The research, carried out online by UK-based consultancy Leatherhead Food, confirms the growing interest in this dietary concept, given a boost by the carb-conscious climate created by the Atkins trend.
But while there have been some serious initiatives to push low-GI products in Europe in recent months- most notably by UK retailer Tesco, which has added GI values to a number of product labels- the survey demonstrates a poor comprehension of how the system should work.
Originally developed over 20 years ago to help diabetics manage their condition, the glycaemic index or GI ranks foods based on their effect on blood glucose levels.
Foods with a high GI (70 and above) are digested and metabolised rapidly, triggering large fluctuations of blood glucose levels and insulin demand, while low- or medium-GI foods (40-69) are digested and absorbed more slowly, giving a slower and sustained release of energy and contributing to longer-lasting feelings of satiety.
There are significant advantages to this ranking system - all foods can be labelled with a GI value and it does not restrict any basic food groups, allowing for a sensible diet.

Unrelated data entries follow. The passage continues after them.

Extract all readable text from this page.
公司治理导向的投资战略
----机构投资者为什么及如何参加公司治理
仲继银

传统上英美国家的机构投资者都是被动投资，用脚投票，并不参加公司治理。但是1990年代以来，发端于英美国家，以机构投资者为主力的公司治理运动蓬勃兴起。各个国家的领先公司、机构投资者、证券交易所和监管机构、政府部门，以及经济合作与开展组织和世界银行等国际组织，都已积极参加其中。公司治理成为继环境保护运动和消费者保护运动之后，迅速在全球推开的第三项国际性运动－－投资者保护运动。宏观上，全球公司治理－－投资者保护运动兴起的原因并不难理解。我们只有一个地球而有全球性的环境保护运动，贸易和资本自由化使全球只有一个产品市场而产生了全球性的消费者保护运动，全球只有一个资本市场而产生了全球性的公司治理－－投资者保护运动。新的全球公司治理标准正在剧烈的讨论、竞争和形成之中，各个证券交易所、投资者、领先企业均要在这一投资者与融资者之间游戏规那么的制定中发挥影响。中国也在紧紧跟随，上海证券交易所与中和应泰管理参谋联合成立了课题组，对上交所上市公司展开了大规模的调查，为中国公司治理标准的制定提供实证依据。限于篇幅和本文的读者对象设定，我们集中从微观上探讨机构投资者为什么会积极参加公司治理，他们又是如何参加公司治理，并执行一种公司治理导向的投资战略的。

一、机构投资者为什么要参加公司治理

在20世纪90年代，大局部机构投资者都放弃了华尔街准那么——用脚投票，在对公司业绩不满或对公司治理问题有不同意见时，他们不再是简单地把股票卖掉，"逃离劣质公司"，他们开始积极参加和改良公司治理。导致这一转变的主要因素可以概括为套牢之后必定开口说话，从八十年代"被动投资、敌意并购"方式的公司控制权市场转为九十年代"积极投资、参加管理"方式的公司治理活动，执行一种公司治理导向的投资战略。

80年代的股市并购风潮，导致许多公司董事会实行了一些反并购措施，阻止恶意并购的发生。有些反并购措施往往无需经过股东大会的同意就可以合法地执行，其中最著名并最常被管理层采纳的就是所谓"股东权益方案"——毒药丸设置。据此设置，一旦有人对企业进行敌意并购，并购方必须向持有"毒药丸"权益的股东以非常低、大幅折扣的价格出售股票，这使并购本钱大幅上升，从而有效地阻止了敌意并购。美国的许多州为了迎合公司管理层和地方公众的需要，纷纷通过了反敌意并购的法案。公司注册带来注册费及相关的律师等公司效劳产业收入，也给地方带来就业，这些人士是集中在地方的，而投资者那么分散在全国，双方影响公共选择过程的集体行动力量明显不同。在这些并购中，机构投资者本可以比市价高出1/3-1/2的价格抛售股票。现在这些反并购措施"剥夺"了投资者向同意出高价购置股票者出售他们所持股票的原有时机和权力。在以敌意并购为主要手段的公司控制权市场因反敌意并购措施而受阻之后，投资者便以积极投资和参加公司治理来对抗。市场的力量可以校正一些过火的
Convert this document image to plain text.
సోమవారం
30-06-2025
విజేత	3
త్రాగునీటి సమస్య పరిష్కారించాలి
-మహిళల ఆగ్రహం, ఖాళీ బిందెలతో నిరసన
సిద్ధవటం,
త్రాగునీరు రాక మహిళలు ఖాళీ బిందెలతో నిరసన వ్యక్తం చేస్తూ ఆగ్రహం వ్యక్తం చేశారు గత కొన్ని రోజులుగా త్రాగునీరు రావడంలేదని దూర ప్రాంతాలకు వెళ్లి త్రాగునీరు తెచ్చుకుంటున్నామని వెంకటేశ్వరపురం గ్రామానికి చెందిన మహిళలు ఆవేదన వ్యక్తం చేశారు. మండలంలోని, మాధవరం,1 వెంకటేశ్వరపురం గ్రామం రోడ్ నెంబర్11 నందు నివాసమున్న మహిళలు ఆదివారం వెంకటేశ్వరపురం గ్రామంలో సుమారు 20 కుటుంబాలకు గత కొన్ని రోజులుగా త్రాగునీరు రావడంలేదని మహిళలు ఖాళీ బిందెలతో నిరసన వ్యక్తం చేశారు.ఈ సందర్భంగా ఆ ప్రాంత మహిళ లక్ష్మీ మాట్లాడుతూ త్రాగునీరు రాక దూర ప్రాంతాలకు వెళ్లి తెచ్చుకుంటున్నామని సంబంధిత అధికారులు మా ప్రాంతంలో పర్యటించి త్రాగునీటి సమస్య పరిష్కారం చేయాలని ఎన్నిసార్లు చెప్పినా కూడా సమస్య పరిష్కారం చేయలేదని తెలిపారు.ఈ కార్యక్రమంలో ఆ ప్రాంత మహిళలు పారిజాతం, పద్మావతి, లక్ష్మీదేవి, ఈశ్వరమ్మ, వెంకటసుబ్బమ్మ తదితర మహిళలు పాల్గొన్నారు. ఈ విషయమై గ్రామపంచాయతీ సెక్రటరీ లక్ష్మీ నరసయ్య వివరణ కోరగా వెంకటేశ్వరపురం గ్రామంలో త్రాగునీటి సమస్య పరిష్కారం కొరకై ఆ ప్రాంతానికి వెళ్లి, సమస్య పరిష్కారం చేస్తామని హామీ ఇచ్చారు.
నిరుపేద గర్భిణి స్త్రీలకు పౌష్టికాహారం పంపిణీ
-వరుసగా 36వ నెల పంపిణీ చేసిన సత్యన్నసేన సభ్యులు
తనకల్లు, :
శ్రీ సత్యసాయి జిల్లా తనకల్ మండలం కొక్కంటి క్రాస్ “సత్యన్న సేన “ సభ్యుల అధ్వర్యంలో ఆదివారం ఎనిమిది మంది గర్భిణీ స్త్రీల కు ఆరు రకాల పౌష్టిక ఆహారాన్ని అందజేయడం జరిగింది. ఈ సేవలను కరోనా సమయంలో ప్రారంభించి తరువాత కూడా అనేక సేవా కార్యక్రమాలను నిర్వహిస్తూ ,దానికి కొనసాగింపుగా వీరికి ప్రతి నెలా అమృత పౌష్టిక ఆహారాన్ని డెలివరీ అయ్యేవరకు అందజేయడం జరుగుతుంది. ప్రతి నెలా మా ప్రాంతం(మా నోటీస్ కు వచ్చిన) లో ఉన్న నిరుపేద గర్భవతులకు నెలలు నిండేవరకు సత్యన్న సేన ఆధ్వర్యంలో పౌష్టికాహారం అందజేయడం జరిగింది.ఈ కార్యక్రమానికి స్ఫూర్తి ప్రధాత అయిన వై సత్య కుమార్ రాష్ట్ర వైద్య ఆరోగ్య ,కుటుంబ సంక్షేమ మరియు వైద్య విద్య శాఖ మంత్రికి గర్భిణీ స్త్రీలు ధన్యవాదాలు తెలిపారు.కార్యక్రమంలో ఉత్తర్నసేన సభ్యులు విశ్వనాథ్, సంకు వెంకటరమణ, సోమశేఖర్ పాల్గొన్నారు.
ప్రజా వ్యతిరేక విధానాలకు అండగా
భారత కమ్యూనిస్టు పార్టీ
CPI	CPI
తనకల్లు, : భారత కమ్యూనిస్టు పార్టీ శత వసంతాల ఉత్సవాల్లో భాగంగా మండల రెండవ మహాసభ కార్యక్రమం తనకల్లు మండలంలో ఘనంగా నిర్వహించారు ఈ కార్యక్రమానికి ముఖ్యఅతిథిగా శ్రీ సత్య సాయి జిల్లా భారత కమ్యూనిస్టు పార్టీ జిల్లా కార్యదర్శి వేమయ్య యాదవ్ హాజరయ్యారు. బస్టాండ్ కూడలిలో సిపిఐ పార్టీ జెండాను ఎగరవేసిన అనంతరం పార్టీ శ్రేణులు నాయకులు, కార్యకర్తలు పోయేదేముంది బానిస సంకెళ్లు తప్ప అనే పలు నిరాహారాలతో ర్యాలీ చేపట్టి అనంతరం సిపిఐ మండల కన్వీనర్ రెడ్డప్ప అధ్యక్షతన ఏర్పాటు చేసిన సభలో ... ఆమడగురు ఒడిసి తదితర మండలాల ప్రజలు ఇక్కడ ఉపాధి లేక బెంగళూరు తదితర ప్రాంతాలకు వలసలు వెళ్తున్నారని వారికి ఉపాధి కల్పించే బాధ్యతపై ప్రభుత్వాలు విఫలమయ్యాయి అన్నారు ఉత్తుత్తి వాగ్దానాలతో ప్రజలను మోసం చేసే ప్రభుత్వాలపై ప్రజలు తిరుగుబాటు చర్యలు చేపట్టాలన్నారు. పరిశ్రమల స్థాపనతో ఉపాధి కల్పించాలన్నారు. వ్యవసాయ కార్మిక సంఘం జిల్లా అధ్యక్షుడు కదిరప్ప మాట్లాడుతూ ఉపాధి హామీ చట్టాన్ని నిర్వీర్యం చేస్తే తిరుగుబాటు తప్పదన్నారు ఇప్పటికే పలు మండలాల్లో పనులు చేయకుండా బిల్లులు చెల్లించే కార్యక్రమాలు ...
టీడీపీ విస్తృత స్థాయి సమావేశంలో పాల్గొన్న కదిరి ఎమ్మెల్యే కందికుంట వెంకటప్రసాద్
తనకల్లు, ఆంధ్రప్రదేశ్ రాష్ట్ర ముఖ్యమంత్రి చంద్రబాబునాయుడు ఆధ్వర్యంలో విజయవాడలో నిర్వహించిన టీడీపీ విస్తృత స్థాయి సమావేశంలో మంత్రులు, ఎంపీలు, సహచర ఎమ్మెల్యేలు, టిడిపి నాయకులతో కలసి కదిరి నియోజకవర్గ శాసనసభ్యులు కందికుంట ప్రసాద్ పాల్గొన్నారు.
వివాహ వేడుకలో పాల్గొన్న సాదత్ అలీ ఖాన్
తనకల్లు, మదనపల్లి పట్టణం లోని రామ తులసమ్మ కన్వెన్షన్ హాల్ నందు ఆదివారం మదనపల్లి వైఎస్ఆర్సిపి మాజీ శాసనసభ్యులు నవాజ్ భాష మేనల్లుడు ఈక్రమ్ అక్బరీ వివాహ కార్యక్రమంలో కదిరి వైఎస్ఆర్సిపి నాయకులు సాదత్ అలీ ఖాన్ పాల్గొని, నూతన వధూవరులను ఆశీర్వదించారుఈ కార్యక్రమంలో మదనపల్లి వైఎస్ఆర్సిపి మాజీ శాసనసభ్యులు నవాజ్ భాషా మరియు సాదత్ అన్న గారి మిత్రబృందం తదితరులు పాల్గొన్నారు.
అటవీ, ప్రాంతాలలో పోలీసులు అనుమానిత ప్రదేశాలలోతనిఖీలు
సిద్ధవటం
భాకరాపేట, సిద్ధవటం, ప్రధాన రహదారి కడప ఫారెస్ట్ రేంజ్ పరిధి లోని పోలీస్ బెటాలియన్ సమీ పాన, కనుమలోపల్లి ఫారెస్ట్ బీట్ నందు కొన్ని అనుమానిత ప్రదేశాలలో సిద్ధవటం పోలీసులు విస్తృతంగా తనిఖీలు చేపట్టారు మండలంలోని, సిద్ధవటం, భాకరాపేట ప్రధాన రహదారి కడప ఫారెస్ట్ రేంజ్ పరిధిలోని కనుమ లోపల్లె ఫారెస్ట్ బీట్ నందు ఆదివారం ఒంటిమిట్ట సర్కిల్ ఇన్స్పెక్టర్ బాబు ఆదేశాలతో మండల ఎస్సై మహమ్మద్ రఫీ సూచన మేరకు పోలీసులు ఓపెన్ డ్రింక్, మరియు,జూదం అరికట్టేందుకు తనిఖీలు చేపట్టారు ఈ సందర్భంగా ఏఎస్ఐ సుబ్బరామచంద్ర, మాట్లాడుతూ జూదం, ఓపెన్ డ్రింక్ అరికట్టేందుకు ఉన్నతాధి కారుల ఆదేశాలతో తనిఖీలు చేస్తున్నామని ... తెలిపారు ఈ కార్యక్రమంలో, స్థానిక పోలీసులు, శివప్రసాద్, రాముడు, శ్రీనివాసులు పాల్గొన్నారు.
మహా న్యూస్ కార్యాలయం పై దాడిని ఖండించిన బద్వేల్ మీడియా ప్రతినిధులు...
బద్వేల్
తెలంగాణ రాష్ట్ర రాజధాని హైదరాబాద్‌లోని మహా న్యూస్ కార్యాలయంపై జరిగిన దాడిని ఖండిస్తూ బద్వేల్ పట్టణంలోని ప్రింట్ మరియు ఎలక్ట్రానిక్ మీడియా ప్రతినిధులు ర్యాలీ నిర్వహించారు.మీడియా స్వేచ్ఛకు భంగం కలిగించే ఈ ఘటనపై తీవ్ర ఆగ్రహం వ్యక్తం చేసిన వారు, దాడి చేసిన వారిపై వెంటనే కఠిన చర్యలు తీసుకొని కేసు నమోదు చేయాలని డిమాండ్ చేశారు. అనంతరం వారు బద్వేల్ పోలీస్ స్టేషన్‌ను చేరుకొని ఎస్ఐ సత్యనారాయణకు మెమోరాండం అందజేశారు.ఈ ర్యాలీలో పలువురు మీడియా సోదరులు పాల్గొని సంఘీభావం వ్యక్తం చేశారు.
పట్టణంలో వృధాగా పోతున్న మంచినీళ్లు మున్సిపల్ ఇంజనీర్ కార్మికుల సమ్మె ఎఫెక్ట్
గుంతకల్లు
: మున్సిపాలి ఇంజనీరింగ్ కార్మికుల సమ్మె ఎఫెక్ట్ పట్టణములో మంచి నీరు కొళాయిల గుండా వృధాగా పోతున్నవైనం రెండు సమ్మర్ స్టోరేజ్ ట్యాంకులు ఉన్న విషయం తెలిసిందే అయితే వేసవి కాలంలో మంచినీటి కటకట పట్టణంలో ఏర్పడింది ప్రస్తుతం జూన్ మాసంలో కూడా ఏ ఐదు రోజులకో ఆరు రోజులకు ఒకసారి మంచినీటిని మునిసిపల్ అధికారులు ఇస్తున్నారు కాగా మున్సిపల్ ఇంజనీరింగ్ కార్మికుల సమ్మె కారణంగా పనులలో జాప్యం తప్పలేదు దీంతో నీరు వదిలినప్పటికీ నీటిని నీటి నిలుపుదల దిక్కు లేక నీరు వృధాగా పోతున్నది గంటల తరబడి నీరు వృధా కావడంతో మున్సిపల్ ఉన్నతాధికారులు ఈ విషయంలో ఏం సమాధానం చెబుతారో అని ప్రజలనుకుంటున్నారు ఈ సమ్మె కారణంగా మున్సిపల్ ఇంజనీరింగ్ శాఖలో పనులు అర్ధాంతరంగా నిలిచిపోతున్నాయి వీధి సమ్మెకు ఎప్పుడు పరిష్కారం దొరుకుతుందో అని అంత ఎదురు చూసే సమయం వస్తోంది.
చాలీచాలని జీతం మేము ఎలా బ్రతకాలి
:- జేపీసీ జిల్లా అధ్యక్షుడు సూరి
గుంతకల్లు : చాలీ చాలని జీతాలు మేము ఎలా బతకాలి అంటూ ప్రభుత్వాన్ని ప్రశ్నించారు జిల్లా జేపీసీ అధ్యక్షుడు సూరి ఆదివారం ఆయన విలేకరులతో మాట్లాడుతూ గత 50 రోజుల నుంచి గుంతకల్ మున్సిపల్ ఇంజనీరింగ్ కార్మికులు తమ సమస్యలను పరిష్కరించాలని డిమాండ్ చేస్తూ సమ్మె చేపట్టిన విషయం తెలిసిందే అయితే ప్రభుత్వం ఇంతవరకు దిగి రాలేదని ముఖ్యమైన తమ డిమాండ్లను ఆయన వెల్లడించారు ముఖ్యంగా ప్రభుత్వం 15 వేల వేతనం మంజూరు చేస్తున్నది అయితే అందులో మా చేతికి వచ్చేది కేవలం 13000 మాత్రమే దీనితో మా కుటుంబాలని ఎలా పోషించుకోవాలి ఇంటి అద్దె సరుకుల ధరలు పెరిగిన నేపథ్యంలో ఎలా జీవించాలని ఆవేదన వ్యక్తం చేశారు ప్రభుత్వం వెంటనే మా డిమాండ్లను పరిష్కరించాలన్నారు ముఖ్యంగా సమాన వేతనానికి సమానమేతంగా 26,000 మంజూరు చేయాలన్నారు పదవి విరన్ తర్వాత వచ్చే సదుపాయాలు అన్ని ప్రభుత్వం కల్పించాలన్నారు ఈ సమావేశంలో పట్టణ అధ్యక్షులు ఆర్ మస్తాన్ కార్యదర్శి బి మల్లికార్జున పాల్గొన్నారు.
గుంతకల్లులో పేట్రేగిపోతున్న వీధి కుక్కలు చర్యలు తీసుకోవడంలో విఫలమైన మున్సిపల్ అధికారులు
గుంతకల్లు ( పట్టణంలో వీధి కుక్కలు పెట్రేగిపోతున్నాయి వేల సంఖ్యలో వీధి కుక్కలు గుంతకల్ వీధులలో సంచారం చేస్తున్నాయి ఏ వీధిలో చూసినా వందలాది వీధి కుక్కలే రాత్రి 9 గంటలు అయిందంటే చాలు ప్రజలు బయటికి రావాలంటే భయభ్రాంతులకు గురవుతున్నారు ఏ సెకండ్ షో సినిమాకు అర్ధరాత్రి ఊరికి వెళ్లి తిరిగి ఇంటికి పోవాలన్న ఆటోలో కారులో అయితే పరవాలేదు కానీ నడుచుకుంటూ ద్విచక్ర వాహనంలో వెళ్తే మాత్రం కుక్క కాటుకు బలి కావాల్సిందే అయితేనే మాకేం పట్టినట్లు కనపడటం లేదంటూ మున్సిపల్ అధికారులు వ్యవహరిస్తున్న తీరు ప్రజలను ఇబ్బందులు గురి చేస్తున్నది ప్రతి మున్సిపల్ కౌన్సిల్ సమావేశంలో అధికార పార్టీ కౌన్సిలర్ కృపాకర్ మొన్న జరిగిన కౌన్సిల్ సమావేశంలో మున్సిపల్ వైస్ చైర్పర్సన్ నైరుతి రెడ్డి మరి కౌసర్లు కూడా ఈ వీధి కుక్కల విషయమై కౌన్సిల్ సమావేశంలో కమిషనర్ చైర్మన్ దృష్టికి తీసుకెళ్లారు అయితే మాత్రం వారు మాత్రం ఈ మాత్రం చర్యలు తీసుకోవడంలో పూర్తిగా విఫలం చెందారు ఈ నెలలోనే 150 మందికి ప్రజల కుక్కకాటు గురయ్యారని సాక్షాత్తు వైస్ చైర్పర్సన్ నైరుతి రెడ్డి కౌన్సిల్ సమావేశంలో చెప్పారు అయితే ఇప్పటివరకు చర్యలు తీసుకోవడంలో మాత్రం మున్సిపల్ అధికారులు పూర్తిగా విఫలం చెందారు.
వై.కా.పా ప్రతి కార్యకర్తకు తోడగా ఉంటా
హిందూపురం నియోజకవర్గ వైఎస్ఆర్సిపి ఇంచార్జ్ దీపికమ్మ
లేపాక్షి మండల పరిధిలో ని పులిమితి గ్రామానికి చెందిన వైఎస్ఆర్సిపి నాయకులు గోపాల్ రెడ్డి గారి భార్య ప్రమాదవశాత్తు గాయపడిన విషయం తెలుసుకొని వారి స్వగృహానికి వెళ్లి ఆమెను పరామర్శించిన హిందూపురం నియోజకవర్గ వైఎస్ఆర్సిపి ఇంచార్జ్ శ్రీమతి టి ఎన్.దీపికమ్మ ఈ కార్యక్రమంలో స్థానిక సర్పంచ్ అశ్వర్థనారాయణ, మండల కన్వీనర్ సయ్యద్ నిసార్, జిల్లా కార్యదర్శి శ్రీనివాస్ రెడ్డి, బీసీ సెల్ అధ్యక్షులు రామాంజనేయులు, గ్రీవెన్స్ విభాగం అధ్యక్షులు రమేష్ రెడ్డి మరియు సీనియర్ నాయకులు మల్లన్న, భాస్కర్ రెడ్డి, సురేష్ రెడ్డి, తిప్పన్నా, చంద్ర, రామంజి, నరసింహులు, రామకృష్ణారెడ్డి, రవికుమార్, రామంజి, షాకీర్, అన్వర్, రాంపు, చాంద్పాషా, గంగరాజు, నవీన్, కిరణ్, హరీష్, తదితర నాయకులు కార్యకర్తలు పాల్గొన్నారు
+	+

But experts note that foods cannot be selected in isolation.
"The glycaemic index should be used with other nutritional data because the classification of low GI does not always mean that a food is healthy in other ways," says Jennie Brand Miller from the University of Sydney, heavily involved in developing the concept.
However Leatherhead's survey shows that UK consumers are unlikely to be aware of this advice. When shown a pack of Tesco pitta bread with a 'medium' GI logo, consumers said the label did not have enough information to allow them to make an informed decision.
"Those consumers who had heard of GI, were generally aware that low GI foods were more beneficial to health than those with a high index, but they were also aware that it was not necessarily good to cut out all medium and GI foods as these had their place in moderation in a healthy diet."
"However, some 25 per cent of consumers in our survey believed that foods with a high or medium GI were healthier than those with a low GI. This shows that not all consumers fully understand the GI as they proclaim," said Leatherhead.
Consumers were also sceptical about GI, with some reporting it to be just another food industry marketing ploy.
"In order for the GI to be successful, it will be necessary to educate the consumer and remove feelings of skepticism in the marketplace," notes the report.
The findings will influence future food formulation. Sugar replacers and easily digestible starches, increasingly being used to lower calories and carbs, could also be used to reposition these products as low-GI foods.
The European market for specifically labelled GI products remains neglible, according to Leatherhead, and even in Australia and South Africa where the market is more developed these products account for less than 1 per cent of the total food and drink market.
But improving consumer information through advertising and in-store promotional material could help grow the weight control foods market, already worth around £5 billion (€7.1bn) in the UK.
More information on this report is available from Leatherhead. The firm contacted 1093 people in the UK via the internet. Of these, 371 had heard of GI who then went on to complete the survey in August this year.
The report also discusses ingredients with potential in low-GI formulations, including sweetening agents, speciality carbohydrates, resistant starches, soluble fibres, and inulin and oligofructose.